Nach dem Schusswaffenangriff auf Teotihuacán: Sicherheitsdebatte erschüttert Mexikos Kulturerbestätten
Der Schusswaffenangriff auf der Pyramide des Mondes in Teotihuacán, bei dem eine kanadische Touristin ums Leben kam und 13 weitere Menschen verletzt wurden, hat eine tiefgreifende Sicherheitsdebatte um Mexikos archäologische Stätten ausgelöst. Die Regierung in Mexiko-Stadt reagierte umgehend: Die Zone wurde nach zwei Tagen wieder geöffnet, doch die Ankündigung von Metallbögen und Röntgengeräten an allen Eingängen markiert einen grundlegenden Wandel für Orte, die bislang als nahezu wehrlos galten. Aus Sicht der Behörden ist dies ein notwendiger Schritt, um das Vertrauen der Touristen zurückzugewinnen – immerhin besuchten fast 1,8 Millionen Menschen Teotihuacán allein im vergangenen Jahr. Doch der Vorfall wirft ein Schlaglicht auf ein strukturelles Problem, das weit über Einzelmaßnahmen hinausreicht.
Die Gewerkschaft der Restauratoren des Nationalen Instituts für Anthropologie und Geschichte (INAH) spricht offen von jahrelanger Unterfinanzierung. In einem scharfen Kommuniqué heißt es, der Angriff sei „kein Einzelfall“, sondern die Folge von Sparpolitik, die zu Personalmangel und fehlender Ausstattung geführt habe. Der Gewerkschaftssekretär José Vidal Zul Tuyup räumte ein, dass dem Institut schlicht „die Hände fehlen“, um Sicherheit zu gewährleisten. Während die Präsidentin Claudia Sheinbaum betont, es habe keine Budgetkürzungen im Kultursektor gegeben, widersprechen die Gewerkschaften dieser Darstellung mit Verweis auf gestrichene Stellen und veraltete Infrastruktur. Die Diskussion, so machen die Restauratoren deutlich, dürfe nicht auf Detektoren und Polizeipräsenz verengt werden, sondern müsse die grundlegende Frage nach dem Wert des kulturellen Erbes im Staat stellen.

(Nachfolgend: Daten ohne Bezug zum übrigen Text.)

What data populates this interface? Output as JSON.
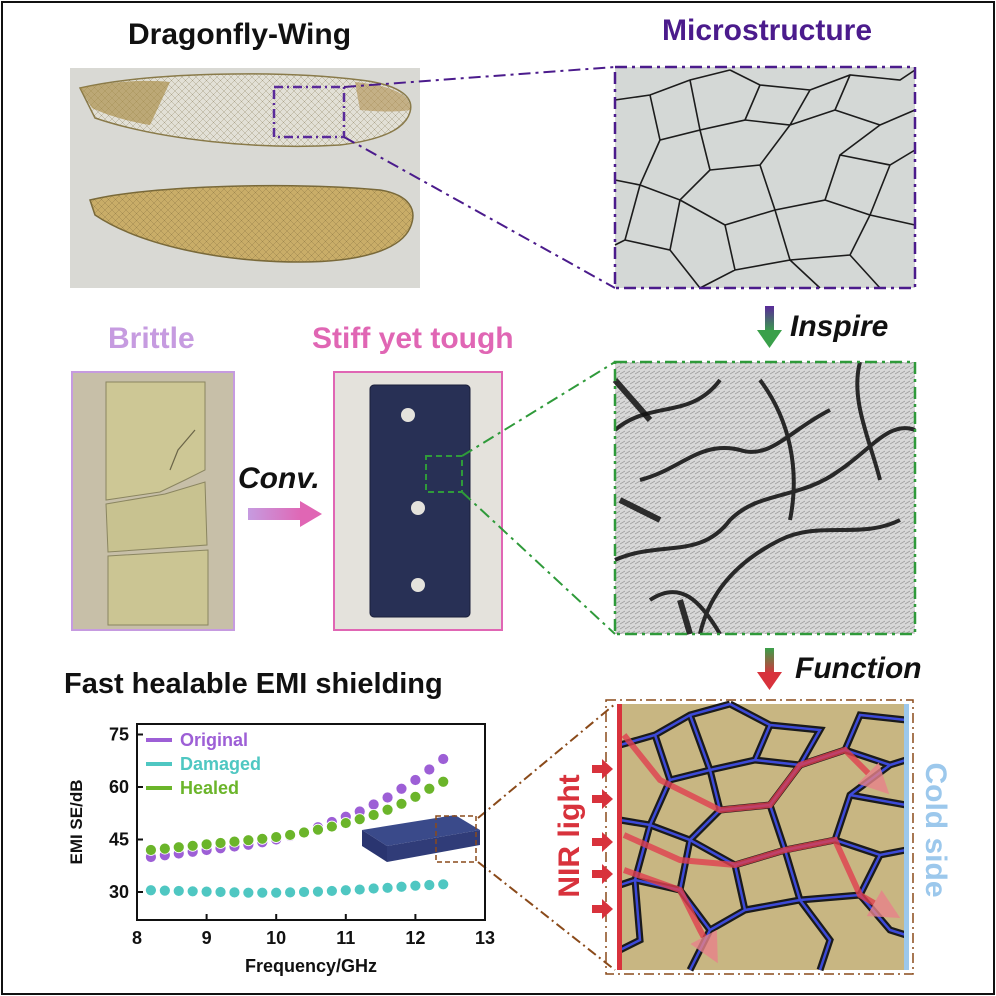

Die Konsequenzen sind bereits in anderen Regionen spürbar. In Yucatán kündigte Gouverneur Joaquín Díaz Mena an, die Sicherheit an Stätten wie Chichén Itzá und Uxmal zu verstärken; seit dem Angriff ist dort das Mitführen von Rucksäcken untersagt. Der Schritt zeigt, wie schnell lokale Behörden auf Druck der Tourismusindustrie handeln – doch die Umsetzung bleibt unklar. Die Entscheidung, ob und wie Pyramiden bestiegen werden dürfen, obliegt allein dem INAH, das nach dem Vorfall den Aufstieg auf die Mondpyramide erneut verbot. Diese Kompetenzverteilung, die erst 2025 nach fünfjähriger Schließung wieder gelockert worden war, steht nun erneut auf dem Prüfstand. Für Reisende aus Deutschland, Österreich und der Schweiz, die Mexikos archäologische Stätten zu den Hauptattraktionen zählen, bedeutet dies eine neue Unsicherheit: Nicht nur die Sicherheitslage selbst, sondern auch die zunehmend wechselhaften Zugangsregeln könnten künftige Reiseentscheidungen beeinflussen.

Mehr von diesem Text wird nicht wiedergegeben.